In terms of sound generation, the EA1 contains two independent programmable monophonic synthesizers, each of a straightforward two-oscillator design and combining traditional analogue features such as portamento, oscillator sync, and ring modulation with more unusual features like Decimation (bit reduction) and distortion. The full parameter list for each of the EA1's synths is as follows:


  • Osc 1 waveforms: Saw, Pulse, Triangle, External Audio.
  • Osc 2 waveforms: Saw, Pulse, Triangle.
  • Osc 2 Pitch Offset (variable over four octaves).
  • Osc Mod: Ring Mod, Sync, Decimator.
  • Osc balance (between 1 & 2).
  • Portamento.


  • Cutoff.
  • Resonance.
  • EG Density.
  • Decay.


  • Level.
  • Distortion.


  • Type (Chorus/Flanger, Delay).
  • Depth
  • Time (controls chorus/flanger speed)

The synths in the EA1 are based around the analogue modelling technology used in Korg's Z1, and in this incarnation are laid out in a standard VCO-VCF-VCA-EG configuration. As you can see from the features list above, they offer a reasonable arsenal of controls and parameters to play with. The frequency range of the oscillators is wide, though Osc 1's isn't as great as that of Osc 2. Strangely, in their raw state the waveforms all sound vaguely samey: the ring modulator and sync settings, on the other hand, sound as you would expect from an analogue synth, and the Decimator imposes a down-sampled, grungy edginess to the waveform.

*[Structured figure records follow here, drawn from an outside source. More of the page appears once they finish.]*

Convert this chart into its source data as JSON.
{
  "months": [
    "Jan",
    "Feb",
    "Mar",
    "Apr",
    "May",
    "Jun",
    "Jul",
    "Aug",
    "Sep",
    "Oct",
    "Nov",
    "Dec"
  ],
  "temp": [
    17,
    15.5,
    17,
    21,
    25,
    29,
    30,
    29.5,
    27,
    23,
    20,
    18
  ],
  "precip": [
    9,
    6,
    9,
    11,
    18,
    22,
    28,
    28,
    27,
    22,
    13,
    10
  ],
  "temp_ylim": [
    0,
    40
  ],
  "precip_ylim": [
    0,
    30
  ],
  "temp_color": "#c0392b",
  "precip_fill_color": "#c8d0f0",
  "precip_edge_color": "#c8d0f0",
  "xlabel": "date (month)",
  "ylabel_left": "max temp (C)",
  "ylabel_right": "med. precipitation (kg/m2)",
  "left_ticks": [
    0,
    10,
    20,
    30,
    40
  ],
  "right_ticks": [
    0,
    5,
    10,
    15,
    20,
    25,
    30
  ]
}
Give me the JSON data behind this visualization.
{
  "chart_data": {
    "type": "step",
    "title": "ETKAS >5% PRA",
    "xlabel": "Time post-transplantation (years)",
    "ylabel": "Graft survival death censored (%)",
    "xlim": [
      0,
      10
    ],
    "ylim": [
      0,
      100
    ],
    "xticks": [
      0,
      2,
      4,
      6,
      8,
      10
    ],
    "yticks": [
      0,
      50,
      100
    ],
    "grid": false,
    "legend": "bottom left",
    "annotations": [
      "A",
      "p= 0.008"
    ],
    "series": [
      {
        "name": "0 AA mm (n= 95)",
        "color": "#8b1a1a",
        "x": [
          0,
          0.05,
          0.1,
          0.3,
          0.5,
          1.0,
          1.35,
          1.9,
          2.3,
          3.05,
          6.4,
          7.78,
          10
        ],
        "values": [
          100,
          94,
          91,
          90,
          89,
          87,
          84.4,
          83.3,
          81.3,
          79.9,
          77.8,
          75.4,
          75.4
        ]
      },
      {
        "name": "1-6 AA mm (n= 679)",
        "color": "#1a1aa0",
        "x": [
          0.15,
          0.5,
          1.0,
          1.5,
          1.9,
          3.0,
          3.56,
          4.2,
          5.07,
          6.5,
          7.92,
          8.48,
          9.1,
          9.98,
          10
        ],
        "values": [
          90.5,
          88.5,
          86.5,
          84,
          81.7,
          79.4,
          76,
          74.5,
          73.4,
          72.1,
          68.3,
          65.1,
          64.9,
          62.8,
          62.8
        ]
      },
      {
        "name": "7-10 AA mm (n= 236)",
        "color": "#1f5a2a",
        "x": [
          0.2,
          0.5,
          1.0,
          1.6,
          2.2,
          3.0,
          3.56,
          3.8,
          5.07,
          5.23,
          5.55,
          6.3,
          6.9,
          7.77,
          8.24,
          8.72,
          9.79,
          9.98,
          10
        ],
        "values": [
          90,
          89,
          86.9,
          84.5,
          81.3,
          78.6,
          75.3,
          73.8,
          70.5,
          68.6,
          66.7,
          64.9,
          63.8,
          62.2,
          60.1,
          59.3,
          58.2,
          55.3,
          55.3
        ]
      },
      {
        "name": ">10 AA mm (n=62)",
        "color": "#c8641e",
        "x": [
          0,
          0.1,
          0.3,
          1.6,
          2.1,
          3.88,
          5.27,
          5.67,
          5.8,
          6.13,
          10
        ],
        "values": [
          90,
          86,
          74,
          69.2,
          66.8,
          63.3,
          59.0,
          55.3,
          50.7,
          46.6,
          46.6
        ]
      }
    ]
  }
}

The filter is a good approximation of an analogue low-pass type that sounds more 'Japanese' than 'American' (or more Korg/Roland than ARP/Moog). Although it can be persuaded to self-oscillate, when doing so it displays some uneven peaks and troughs while sweeping. But, all told, not a bad filter.

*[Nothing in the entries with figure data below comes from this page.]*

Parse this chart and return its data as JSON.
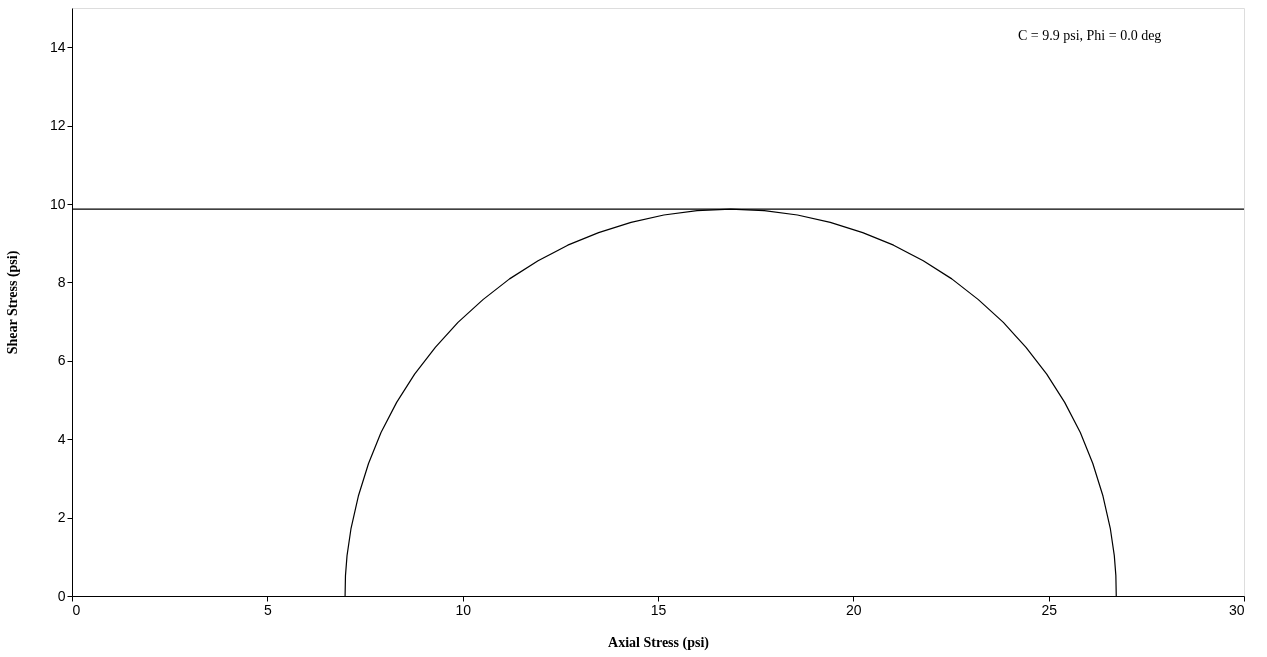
{
  "chart_data": {
    "type": "line",
    "xlabel": "Axial Stress (psi)",
    "ylabel": "Shear Stress (psi)",
    "annotations": [
      "C = 9.9 psi, Phi = 0.0 deg"
    ],
    "series": [
      {
        "color": "#000000",
        "x": [
          6.99,
          7.0,
          7.04,
          7.14,
          7.33,
          7.59,
          7.91,
          8.31,
          8.77,
          9.3,
          9.88,
          10.52,
          11.2,
          11.93,
          12.69,
          13.48,
          14.31,
          15.15,
          16.0,
          16.86,
          17.72,
          18.57,
          19.41,
          20.24,
          21.03,
          21.79,
          22.52,
          23.2,
          23.84,
          24.42,
          24.95,
          25.41,
          25.81,
          26.13,
          26.39,
          26.58,
          26.68,
          26.72,
          26.73
        ],
        "values": [
          0,
          0.52,
          1.03,
          1.71,
          2.55,
          3.38,
          4.17,
          4.94,
          5.66,
          6.34,
          6.98,
          7.56,
          8.09,
          8.55,
          8.95,
          9.27,
          9.53,
          9.72,
          9.83,
          9.87,
          9.83,
          9.72,
          9.53,
          9.27,
          8.95,
          8.55,
          8.09,
          7.56,
          6.98,
          6.34,
          5.66,
          4.94,
          4.17,
          3.38,
          2.55,
          1.71,
          1.03,
          0.52,
          0
        ]
      }
    ],
    "ref_lines": [
      {
        "axis": "y",
        "value": 9.87,
        "color": "#000000"
      }
    ],
    "xlim": [
      0,
      30
    ],
    "xticks": [
      0,
      5,
      10,
      15,
      20,
      25,
      30
    ],
    "ylim": [
      0,
      15
    ],
    "yticks": [
      0,
      2,
      4,
      6,
      8,
      10,
      12,
      14
    ],
    "grid": false,
    "legend": false,
    "marker": "none",
    "line_style": "solid"
  }
}
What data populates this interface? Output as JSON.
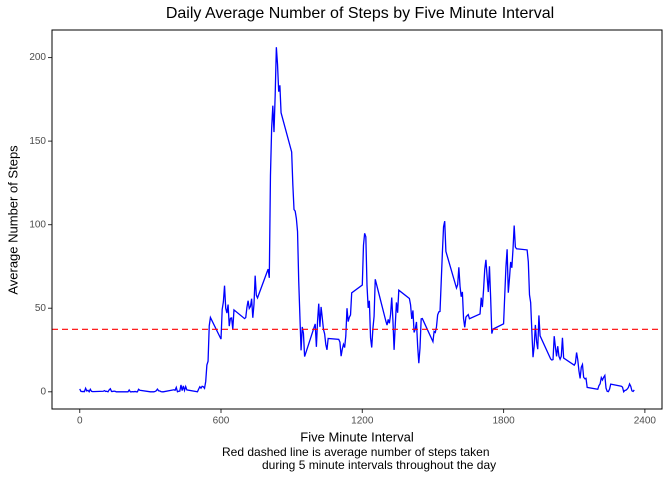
{
  "chart_data": {
    "type": "line",
    "title": "Daily Average Number of Steps by Five Minute Interval",
    "x_label": "Five Minute Interval",
    "y_label": "Average Number of Steps",
    "caption": [
      "Red dashed line is average number of steps taken",
      "during 5 minute intervals throughout the day"
    ],
    "color": "#0000ff",
    "hline": {
      "value": 37.38,
      "color": "#ff0000"
    },
    "xlim": [
      -117.75,
      2472.75
    ],
    "xticks": [
      0,
      600,
      1200,
      1800,
      2400
    ],
    "ylim": [
      -10.3,
      216.5
    ],
    "yticks": [
      0,
      50,
      100,
      150,
      200
    ],
    "grid": false,
    "x": [
      0,
      5,
      10,
      15,
      20,
      25,
      30,
      35,
      40,
      45,
      50,
      55,
      100,
      105,
      110,
      115,
      120,
      125,
      130,
      135,
      140,
      145,
      150,
      155,
      200,
      205,
      210,
      215,
      220,
      225,
      230,
      235,
      240,
      245,
      250,
      255,
      300,
      305,
      310,
      315,
      320,
      325,
      330,
      335,
      340,
      345,
      350,
      355,
      400,
      405,
      410,
      415,
      420,
      425,
      430,
      435,
      440,
      445,
      450,
      455,
      500,
      505,
      510,
      515,
      520,
      525,
      530,
      535,
      540,
      545,
      550,
      555,
      600,
      605,
      610,
      615,
      620,
      625,
      630,
      635,
      640,
      645,
      650,
      655,
      700,
      705,
      710,
      715,
      720,
      725,
      730,
      735,
      740,
      745,
      750,
      755,
      800,
      805,
      810,
      815,
      820,
      825,
      830,
      835,
      840,
      845,
      850,
      855,
      900,
      905,
      910,
      915,
      920,
      925,
      930,
      935,
      940,
      945,
      950,
      955,
      1000,
      1005,
      1010,
      1015,
      1020,
      1025,
      1030,
      1035,
      1040,
      1045,
      1050,
      1055,
      1100,
      1105,
      1110,
      1115,
      1120,
      1125,
      1130,
      1135,
      1140,
      1145,
      1150,
      1155,
      1200,
      1205,
      1210,
      1215,
      1220,
      1225,
      1230,
      1235,
      1240,
      1245,
      1250,
      1255,
      1300,
      1305,
      1310,
      1315,
      1320,
      1325,
      1330,
      1335,
      1340,
      1345,
      1350,
      1355,
      1400,
      1405,
      1410,
      1415,
      1420,
      1425,
      1430,
      1435,
      1440,
      1445,
      1450,
      1455,
      1500,
      1505,
      1510,
      1515,
      1520,
      1525,
      1530,
      1535,
      1540,
      1545,
      1550,
      1555,
      1600,
      1605,
      1610,
      1615,
      1620,
      1625,
      1630,
      1635,
      1640,
      1645,
      1650,
      1655,
      1700,
      1705,
      1710,
      1715,
      1720,
      1725,
      1730,
      1735,
      1740,
      1745,
      1750,
      1755,
      1800,
      1805,
      1810,
      1815,
      1820,
      1825,
      1830,
      1835,
      1840,
      1845,
      1850,
      1855,
      1900,
      1905,
      1910,
      1915,
      1920,
      1925,
      1930,
      1935,
      1940,
      1945,
      1950,
      1955,
      2000,
      2005,
      2010,
      2015,
      2020,
      2025,
      2030,
      2035,
      2040,
      2045,
      2050,
      2055,
      2100,
      2105,
      2110,
      2115,
      2120,
      2125,
      2130,
      2135,
      2140,
      2145,
      2150,
      2155,
      2200,
      2205,
      2210,
      2215,
      2220,
      2225,
      2230,
      2235,
      2240,
      2245,
      2250,
      2255,
      2300,
      2305,
      2310,
      2315,
      2320,
      2325,
      2330,
      2335,
      2340,
      2345,
      2350,
      2355
    ],
    "values": [
      1.7,
      0.3,
      0.1,
      0.2,
      0.1,
      2.1,
      0.5,
      0.9,
      0,
      1.5,
      0.3,
      0.1,
      0.3,
      0.7,
      0.2,
      0.3,
      0,
      1.1,
      1.8,
      0.2,
      0.2,
      0.4,
      0.3,
      0,
      0,
      0,
      1.1,
      0,
      0,
      0.1,
      0,
      0.2,
      0,
      0,
      1.5,
      0.9,
      0,
      0,
      0,
      0,
      0.2,
      0.6,
      1.6,
      0.6,
      0.5,
      0.1,
      0,
      0,
      1.2,
      0.9,
      2.6,
      0,
      0.3,
      0.4,
      4.1,
      0.7,
      3.5,
      0.8,
      3.1,
      1.1,
      0,
      1.6,
      3.0,
      2.2,
      3.3,
      3.0,
      2.1,
      6.1,
      16.0,
      18.3,
      39.5,
      44.5,
      31.5,
      49.3,
      53.8,
      63.5,
      50.0,
      47.1,
      52.2,
      39.3,
      44.0,
      44.2,
      37.4,
      49.0,
      43.8,
      44.4,
      50.5,
      54.5,
      49.9,
      51.0,
      55.7,
      44.3,
      52.3,
      69.5,
      57.8,
      56.2,
      73.4,
      68.2,
      129.4,
      157.5,
      171.2,
      155.4,
      177.3,
      206.2,
      195.9,
      179.6,
      183.4,
      167.0,
      143.5,
      124.0,
      109.1,
      108.1,
      103.7,
      95.9,
      66.2,
      45.2,
      24.8,
      38.8,
      35.0,
      21.1,
      40.6,
      26.9,
      42.4,
      52.7,
      38.9,
      50.8,
      44.3,
      37.4,
      34.7,
      28.3,
      25.1,
      31.9,
      31.4,
      29.7,
      21.3,
      25.5,
      28.4,
      26.5,
      33.4,
      50.0,
      42.0,
      44.6,
      46.0,
      59.2,
      63.9,
      87.7,
      94.8,
      92.8,
      63.4,
      50.2,
      54.5,
      32.4,
      26.5,
      37.7,
      45.1,
      67.3,
      42.3,
      39.9,
      43.3,
      41.0,
      46.2,
      56.4,
      42.8,
      25.1,
      40.0,
      53.5,
      47.3,
      60.8,
      55.8,
      52.0,
      43.6,
      48.7,
      35.5,
      37.5,
      41.8,
      27.5,
      17.1,
      26.1,
      43.6,
      43.8,
      30.0,
      36.1,
      35.5,
      38.8,
      46.0,
      47.8,
      48.1,
      65.3,
      82.9,
      98.7,
      102.1,
      84.0,
      62.1,
      64.1,
      74.5,
      63.2,
      56.9,
      59.8,
      43.9,
      38.6,
      44.7,
      45.5,
      46.2,
      43.7,
      46.6,
      56.3,
      50.7,
      61.2,
      73.4,
      79.0,
      68.9,
      59.7,
      75.1,
      56.5,
      34.8,
      37.5,
      40.7,
      58.0,
      74.7,
      85.3,
      59.3,
      67.8,
      77.7,
      74.2,
      85.3,
      99.5,
      86.6,
      85.6,
      84.9,
      77.8,
      58.0,
      53.4,
      36.3,
      20.7,
      27.4,
      40.0,
      30.2,
      25.5,
      45.7,
      33.5,
      19.6,
      19.0,
      19.3,
      33.3,
      26.8,
      21.2,
      27.3,
      21.3,
      19.5,
      21.3,
      32.3,
      20.2,
      15.9,
      17.2,
      23.5,
      19.2,
      12.5,
      8.0,
      14.7,
      16.3,
      8.7,
      7.8,
      8.1,
      2.6,
      1.5,
      3.7,
      4.8,
      8.5,
      7.1,
      8.7,
      9.8,
      2.2,
      0.3,
      0.1,
      1.6,
      4.6,
      3.3,
      2.8,
      0,
      0.8,
      1.0,
      1.6,
      2.6,
      4.7,
      3.3,
      0.6,
      0.2,
      1.1
    ]
  }
}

korg_ea1_2The envelope control is a bit of a let-down, though. The Amp section isn't envelope-controllable at all -- it's either on or off -- and the filter control is severely limited, offering just an EG Int knob (envelope depth) with a centre null/off position and negative control to the left and positive to the right. This is coupled with a simple Decay control, and although there's no attack control one can be approximated using negative depth values with longer decay settings. Because there is no Amp envelope control, however, there is always a slight blip at the front of the sound.

The EA1's distortion is another on/off effect and works well enough, though it could hardly be described as subtle. There are, however, some redeeming features in the rest of the effects section. The Chorus/Flanger effect is basic, with only two controls, but sounds fine. The Depth parameter both controls the depth of the effect and introduces feedback at the higher settings, while the Time control (or speed in this case) ranges from the very slow to the ridiculously fast (0.2Hz-5kHz) -- which is actually fast enough produce audio-frequency (and hence audible) oscillation. As you can imagine, at the higher speeds this produces some beautifully crazed and over-the-top manipulations.

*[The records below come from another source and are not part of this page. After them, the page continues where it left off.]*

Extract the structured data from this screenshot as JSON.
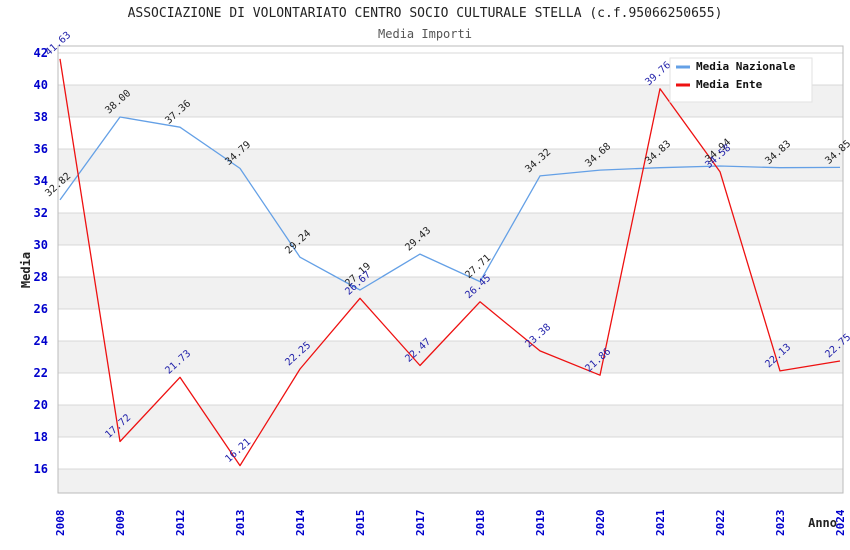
{
  "chart_data": {
    "type": "line",
    "title": "ASSOCIAZIONE DI VOLONTARIATO CENTRO SOCIO CULTURALE STELLA (c.f.95066250655)",
    "subtitle": "Media Importi",
    "xlabel": "Anno",
    "ylabel": "Media",
    "categories": [
      "2008",
      "2009",
      "2012",
      "2013",
      "2014",
      "2015",
      "2017",
      "2018",
      "2019",
      "2020",
      "2021",
      "2022",
      "2023",
      "2024"
    ],
    "series": [
      {
        "name": "Media Nazionale",
        "color": "#64A0E6",
        "label_color": "#222222",
        "values": [
          32.82,
          38.0,
          37.36,
          34.79,
          29.24,
          27.19,
          29.43,
          27.71,
          34.32,
          34.68,
          34.83,
          34.94,
          34.83,
          34.85
        ]
      },
      {
        "name": "Media Ente",
        "color": "#EE1111",
        "label_color": "#2222AA",
        "values": [
          41.63,
          17.72,
          21.73,
          16.21,
          22.25,
          26.67,
          22.47,
          26.45,
          23.38,
          21.86,
          39.76,
          34.58,
          22.13,
          22.75
        ]
      }
    ],
    "ylim": [
      14.5,
      42.44
    ],
    "yticks": [
      16,
      18,
      20,
      22,
      24,
      26,
      28,
      30,
      32,
      34,
      36,
      38,
      40,
      42
    ],
    "grid": true,
    "legend_position": "top-right",
    "colors": {
      "tick_label": "#0000CC",
      "axis_title": "#222222",
      "band": "#F1F1F1",
      "gridline": "#D8D8D8",
      "plot_border": "#BBBBBB",
      "legend_bg": "#FFFFFF",
      "legend_border": "#E2E2E2",
      "legend_text": "#111111"
    }
  }
}
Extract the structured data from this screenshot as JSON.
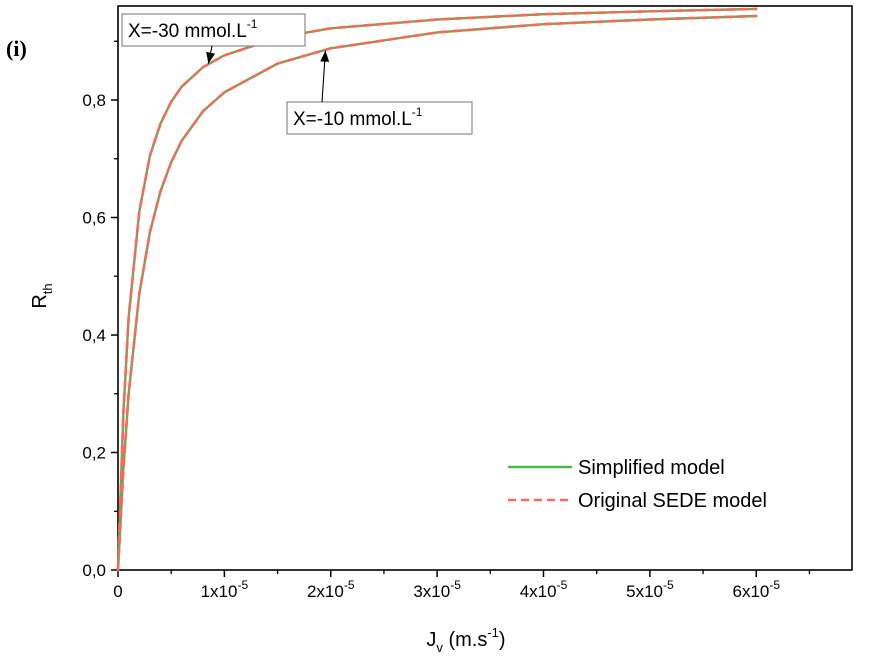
{
  "panel_label": "(i)",
  "chart_data": {
    "type": "line",
    "title": "",
    "xlabel": {
      "main": "J",
      "sub": "v",
      "unit_prefix": " (m.s",
      "unit_sup": "-1",
      "unit_suffix": ")"
    },
    "ylabel": {
      "main": "R",
      "sub": "th"
    },
    "xlim": [
      0,
      6.9e-05
    ],
    "ylim": [
      0,
      0.96
    ],
    "x_ticks": [
      {
        "value": 0,
        "label": "0",
        "sup": ""
      },
      {
        "value": 1e-05,
        "label": "1x10",
        "sup": "-5"
      },
      {
        "value": 2e-05,
        "label": "2x10",
        "sup": "-5"
      },
      {
        "value": 3e-05,
        "label": "3x10",
        "sup": "-5"
      },
      {
        "value": 4e-05,
        "label": "4x10",
        "sup": "-5"
      },
      {
        "value": 5e-05,
        "label": "5x10",
        "sup": "-5"
      },
      {
        "value": 6e-05,
        "label": "6x10",
        "sup": "-5"
      }
    ],
    "y_ticks": [
      {
        "value": 0.0,
        "label": "0,0"
      },
      {
        "value": 0.2,
        "label": "0,2"
      },
      {
        "value": 0.4,
        "label": "0,4"
      },
      {
        "value": 0.6,
        "label": "0,6"
      },
      {
        "value": 0.8,
        "label": "0,8"
      }
    ],
    "grid": false,
    "legend_position": "bottom-right",
    "legend": [
      {
        "label": "Simplified model",
        "color": "#4db848",
        "style": "solid"
      },
      {
        "label": "Original SEDE model",
        "color": "#f26b5b",
        "style": "dashed"
      }
    ],
    "series": [
      {
        "model": "Simplified model",
        "curve": "X=-30",
        "color": "#4db848",
        "x": [
          0,
          5e-07,
          1e-06,
          2e-06,
          3e-06,
          4e-06,
          5e-06,
          6e-06,
          8e-06,
          1e-05,
          1.5e-05,
          2e-05,
          3e-05,
          4e-05,
          5e-05,
          6e-05
        ],
        "y": [
          0,
          0.265,
          0.43,
          0.61,
          0.705,
          0.76,
          0.797,
          0.823,
          0.856,
          0.876,
          0.906,
          0.922,
          0.937,
          0.946,
          0.951,
          0.955
        ]
      },
      {
        "model": "Original SEDE model",
        "curve": "X=-30",
        "color": "#f26b5b",
        "x": [
          0,
          5e-07,
          1e-06,
          2e-06,
          3e-06,
          4e-06,
          5e-06,
          6e-06,
          8e-06,
          1e-05,
          1.5e-05,
          2e-05,
          3e-05,
          4e-05,
          5e-05,
          6e-05
        ],
        "y": [
          0,
          0.265,
          0.43,
          0.61,
          0.705,
          0.76,
          0.797,
          0.823,
          0.856,
          0.876,
          0.906,
          0.922,
          0.937,
          0.946,
          0.951,
          0.955
        ]
      },
      {
        "model": "Simplified model",
        "curve": "X=-10",
        "color": "#4db848",
        "x": [
          0,
          5e-07,
          1e-06,
          2e-06,
          3e-06,
          4e-06,
          5e-06,
          6e-06,
          8e-06,
          1e-05,
          1.5e-05,
          2e-05,
          3e-05,
          4e-05,
          5e-05,
          6e-05
        ],
        "y": [
          0,
          0.17,
          0.3,
          0.47,
          0.575,
          0.645,
          0.694,
          0.731,
          0.781,
          0.813,
          0.862,
          0.888,
          0.915,
          0.929,
          0.937,
          0.943
        ]
      },
      {
        "model": "Original SEDE model",
        "curve": "X=-10",
        "color": "#f26b5b",
        "x": [
          0,
          5e-07,
          1e-06,
          2e-06,
          3e-06,
          4e-06,
          5e-06,
          6e-06,
          8e-06,
          1e-05,
          1.5e-05,
          2e-05,
          3e-05,
          4e-05,
          5e-05,
          6e-05
        ],
        "y": [
          0,
          0.17,
          0.3,
          0.47,
          0.575,
          0.645,
          0.694,
          0.731,
          0.781,
          0.813,
          0.862,
          0.888,
          0.915,
          0.929,
          0.937,
          0.943
        ]
      }
    ],
    "annotations": [
      {
        "curve": "X=-30",
        "text": "X=-30 mmol.L",
        "sup": "-1",
        "point_x": 8.5e-06,
        "point_y": 0.862
      },
      {
        "curve": "X=-10",
        "text": "X=-10 mmol.L",
        "sup": "-1",
        "point_x": 1.95e-05,
        "point_y": 0.884
      }
    ]
  }
}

The other principal effect is Tempo Delay. Again, Depth controls two parameters (delay depth and feedback); with the Time knob set to minimum, the effect is like a flanger, while its maximum setting produces delays of a second or more. As the delay is synchronised to the pattern tempo the delay times will vary in accordance with the pattern speed, so at high tempos the maximum delay available will be shorter than at slower speeds. It's worth noting that because each synth has its own effects section some wonderfully syncopated bouncing echoes can be programmed.